British Home Secretary, Suella Braverman, has described the refugee influx into the UK as an “invasion” but it is not, the paper argues.
“About 46,000 people used small boats to seek asylum in Britain in 2022, up from 9,000 in 2020. While 46,000 may appear large, it pales by comparison with the enormous challenge facing Europe as a whole. The number of asylum applications relative to the UK population size remains well below the EU average. In the year ending June 2022, Britain offered asylum or protection to a mere 15,700 people.”
If there is a rush to the Western world, it is not to UK but to the European Union, the paper points out.
“2022 saw 330,000 illegal attempts to breach the EU’s external border, the highest number since the 2016 Syrian refugee crisis. Almost 13 million Ukrainian refugees entered the EU and Moldova following Russia’s invasion of Ukraine. The Balkan route (through countries of the former Yugoslavia) was used by 145,000 “irregulars”, up 136% in 2021. The eastern Mediterranean route via Turkey also saw large increases.”
The Guardian berates the Rishi Sunak government’s efforts to curb immigration. It had paid BP 500 million to the French police to curb Channel crossings but with little or no impact. And like the Rwanda deportation scheme, this was a “crude, inhumane way to dodge moral and legal responsibility.”
Britain is not the only country to raise barriers against refugees. Poland, Bulgaria,Finland and Austria have. Italy and Greece have turned to “pushing back”, resulting in deaths and tragedy in the Mediterranean.
In the US, Joe Biden is reportedly considering Trump-style detentions of migrant families at the US-Mexico border, a practice he previously denounced. Trump’s infamous wall still stands, The Guardian points out.
The paper suggests an alternative refugee policy, “a pan-European approach, in concert with UN agencies, which includes increased foreign aid budgets, improved conflict resolution and a halt to the victimization of refugees by States as well as criminal gangs.”
Refugees An Asset
Refugees are seen as a burden. They are not a burden, say Alexander Betts and Paul Collier, authors of Refuge: Rethinking Refugee Policy in a Changing World (OUP 2017).
Refugees are a potential source of knowledge, skill, and economic development, not terrorists, Betts and Collier say. As the Sri Lankan refugee rehabilitation worker in India, S.C.Chandrahasan, said: “A refugee is one who has fled from terrorism and war.”
But a fear that refugees could be terrorists or an economic burden on the host countries is entrenched and widespread. They are therefore kept in camps. But the camps are not centers of economic activity or any meaningful activity but of despair, point out Collier and Betts.
“80% of refugees living in camps are trapped there for five years or more. People are born into camps, grow up in camps, and become adults in camps. Without durable solutions, their lives become focused more on survival than hope. Some, in desperation, move to urban areas, where too they are not allowed to work. Receiving little or no aid, they become destitute. Others try to travel to wealthier countries in Europe at substantial risk,” Betts and Collier point out.
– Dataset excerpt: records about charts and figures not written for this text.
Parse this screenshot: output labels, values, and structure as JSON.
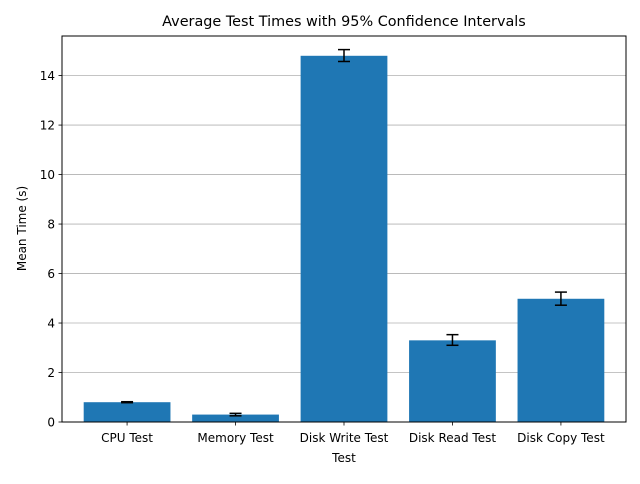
{
  "chart_data": {
    "type": "bar",
    "title": "Average Test Times with 95% Confidence Intervals",
    "xlabel": "Test",
    "ylabel": "Mean Time (s)",
    "categories": [
      "CPU Test",
      "Memory Test",
      "Disk Write Test",
      "Disk Read Test",
      "Disk Copy Test"
    ],
    "values": [
      0.8,
      0.3,
      14.8,
      3.3,
      4.98
    ],
    "ci_lower": [
      0.78,
      0.25,
      14.57,
      3.1,
      4.72
    ],
    "ci_upper": [
      0.82,
      0.35,
      15.05,
      3.53,
      5.25
    ],
    "ylim": [
      0,
      15.6
    ],
    "yticks": [
      0,
      2,
      4,
      6,
      8,
      10,
      12,
      14
    ],
    "grid": "y-major",
    "legend": "none",
    "colors": {
      "bar": "#1f77b4",
      "grid": "#b0b0b0",
      "errorbar": "#000000"
    }
  }
}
But if given basic economic freedoms, like the opportunity to work or start businesses, they can help themselves and contribute to countries that host them, the authors say. This has been proved in Uganda, Rwanda, Jordan and the UK itself (in the case of Asian immigrants from East Africa).
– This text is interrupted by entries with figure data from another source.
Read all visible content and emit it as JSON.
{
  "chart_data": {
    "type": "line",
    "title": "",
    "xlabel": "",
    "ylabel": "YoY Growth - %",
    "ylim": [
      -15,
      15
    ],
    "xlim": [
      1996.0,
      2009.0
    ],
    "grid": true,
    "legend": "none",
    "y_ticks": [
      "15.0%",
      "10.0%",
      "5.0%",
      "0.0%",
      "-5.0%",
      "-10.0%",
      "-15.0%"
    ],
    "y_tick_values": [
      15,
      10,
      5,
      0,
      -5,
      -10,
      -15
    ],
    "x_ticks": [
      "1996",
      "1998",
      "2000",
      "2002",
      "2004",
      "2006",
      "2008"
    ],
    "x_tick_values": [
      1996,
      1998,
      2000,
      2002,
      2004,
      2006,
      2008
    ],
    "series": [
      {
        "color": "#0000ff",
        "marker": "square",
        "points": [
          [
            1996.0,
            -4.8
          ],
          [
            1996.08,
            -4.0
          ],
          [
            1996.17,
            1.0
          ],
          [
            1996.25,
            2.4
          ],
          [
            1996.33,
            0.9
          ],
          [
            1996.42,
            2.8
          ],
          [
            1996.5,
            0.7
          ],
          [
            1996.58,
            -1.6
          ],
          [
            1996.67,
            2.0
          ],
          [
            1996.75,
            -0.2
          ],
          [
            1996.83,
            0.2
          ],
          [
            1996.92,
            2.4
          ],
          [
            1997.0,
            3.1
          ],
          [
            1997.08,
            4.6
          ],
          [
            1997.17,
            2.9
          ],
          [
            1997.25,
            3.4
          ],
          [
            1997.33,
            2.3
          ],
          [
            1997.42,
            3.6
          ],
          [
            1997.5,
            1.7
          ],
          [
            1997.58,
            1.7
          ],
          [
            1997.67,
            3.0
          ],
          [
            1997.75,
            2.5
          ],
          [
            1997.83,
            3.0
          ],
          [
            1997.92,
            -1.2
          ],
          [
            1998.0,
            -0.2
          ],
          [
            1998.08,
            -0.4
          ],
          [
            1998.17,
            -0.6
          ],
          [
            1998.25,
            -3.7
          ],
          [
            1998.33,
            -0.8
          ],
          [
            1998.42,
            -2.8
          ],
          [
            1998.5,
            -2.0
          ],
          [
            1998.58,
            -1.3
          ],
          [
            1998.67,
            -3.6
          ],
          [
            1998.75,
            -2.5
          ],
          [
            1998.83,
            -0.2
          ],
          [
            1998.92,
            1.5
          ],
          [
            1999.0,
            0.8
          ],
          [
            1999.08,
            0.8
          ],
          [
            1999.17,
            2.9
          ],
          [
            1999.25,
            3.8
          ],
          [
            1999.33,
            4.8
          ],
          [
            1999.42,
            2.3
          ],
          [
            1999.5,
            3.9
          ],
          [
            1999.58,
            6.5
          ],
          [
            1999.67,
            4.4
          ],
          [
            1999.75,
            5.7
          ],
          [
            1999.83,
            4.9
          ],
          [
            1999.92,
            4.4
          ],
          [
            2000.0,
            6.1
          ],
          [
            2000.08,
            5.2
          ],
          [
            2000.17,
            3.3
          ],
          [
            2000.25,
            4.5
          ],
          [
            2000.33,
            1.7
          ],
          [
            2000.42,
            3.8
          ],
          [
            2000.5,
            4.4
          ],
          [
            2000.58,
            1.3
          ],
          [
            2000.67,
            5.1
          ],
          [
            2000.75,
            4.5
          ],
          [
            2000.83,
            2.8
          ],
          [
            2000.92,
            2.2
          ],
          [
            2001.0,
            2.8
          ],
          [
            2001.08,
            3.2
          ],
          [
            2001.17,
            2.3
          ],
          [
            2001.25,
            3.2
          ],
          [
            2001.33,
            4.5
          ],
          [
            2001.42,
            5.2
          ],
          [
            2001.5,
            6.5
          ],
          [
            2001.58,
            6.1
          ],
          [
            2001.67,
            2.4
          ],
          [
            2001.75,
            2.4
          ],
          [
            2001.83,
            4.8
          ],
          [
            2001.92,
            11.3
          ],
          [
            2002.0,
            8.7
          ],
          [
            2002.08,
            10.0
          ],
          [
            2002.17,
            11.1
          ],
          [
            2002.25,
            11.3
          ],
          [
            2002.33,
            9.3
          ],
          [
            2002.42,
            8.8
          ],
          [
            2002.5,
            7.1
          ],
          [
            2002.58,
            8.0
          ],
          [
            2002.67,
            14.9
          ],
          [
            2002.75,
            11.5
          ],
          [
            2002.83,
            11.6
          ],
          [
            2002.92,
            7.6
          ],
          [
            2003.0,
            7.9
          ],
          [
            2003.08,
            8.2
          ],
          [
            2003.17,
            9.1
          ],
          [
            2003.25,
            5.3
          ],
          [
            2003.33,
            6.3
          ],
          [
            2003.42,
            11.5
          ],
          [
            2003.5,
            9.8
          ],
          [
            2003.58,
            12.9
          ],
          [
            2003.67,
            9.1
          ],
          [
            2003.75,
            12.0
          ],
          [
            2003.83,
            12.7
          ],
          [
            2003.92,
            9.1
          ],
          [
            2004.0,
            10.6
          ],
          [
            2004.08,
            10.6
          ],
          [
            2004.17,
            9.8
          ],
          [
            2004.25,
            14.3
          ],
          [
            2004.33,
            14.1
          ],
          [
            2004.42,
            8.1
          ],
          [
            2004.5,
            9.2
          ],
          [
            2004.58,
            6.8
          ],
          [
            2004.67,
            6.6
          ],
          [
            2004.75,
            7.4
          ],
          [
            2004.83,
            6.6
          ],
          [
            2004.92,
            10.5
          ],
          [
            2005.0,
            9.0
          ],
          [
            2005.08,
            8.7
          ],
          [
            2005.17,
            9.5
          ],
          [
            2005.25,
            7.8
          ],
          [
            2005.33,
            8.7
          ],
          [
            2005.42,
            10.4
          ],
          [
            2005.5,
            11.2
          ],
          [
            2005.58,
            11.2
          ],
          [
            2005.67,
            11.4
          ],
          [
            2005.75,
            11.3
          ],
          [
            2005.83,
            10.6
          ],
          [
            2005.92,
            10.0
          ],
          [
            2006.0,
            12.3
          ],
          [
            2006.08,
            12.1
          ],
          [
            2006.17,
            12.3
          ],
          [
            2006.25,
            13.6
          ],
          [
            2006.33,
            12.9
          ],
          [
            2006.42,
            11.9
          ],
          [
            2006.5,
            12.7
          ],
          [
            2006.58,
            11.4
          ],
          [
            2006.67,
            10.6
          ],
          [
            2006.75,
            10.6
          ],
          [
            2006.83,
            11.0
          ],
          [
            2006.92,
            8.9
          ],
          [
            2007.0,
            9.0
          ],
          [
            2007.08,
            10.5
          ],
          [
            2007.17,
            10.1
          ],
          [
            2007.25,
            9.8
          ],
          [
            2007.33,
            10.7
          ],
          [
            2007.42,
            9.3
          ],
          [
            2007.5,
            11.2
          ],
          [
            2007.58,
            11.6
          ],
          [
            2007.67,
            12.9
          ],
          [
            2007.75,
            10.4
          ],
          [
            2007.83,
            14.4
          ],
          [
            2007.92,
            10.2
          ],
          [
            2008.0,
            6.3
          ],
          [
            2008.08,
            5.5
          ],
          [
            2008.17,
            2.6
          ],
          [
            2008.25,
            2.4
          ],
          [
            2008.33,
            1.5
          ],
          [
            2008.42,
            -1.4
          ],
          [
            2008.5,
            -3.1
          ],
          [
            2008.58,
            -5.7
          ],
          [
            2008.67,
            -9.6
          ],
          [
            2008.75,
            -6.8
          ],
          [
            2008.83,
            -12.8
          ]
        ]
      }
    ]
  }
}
In Bangladesh, hundreds of thousands of Muslim Rohingya refugees from Myanmar are kept in huge camps in Cox’s Bazaar. The camps have become dens of crime because the refugees are not allowed to go out and work. The Bangladesh government is fixated on repatriating them to Myanmar where they are not even assured of citizenship, let alone economic opportunities
.And the world is also not sending enough aid to keep the refugees fed, housed and clothed in Bangladesh. Nor is the world persuading or forcing Myanmar to accept them and treat them like human beings. Indeed, the Rohingyas are a festering sore in Bangladesh for no fault of theirs.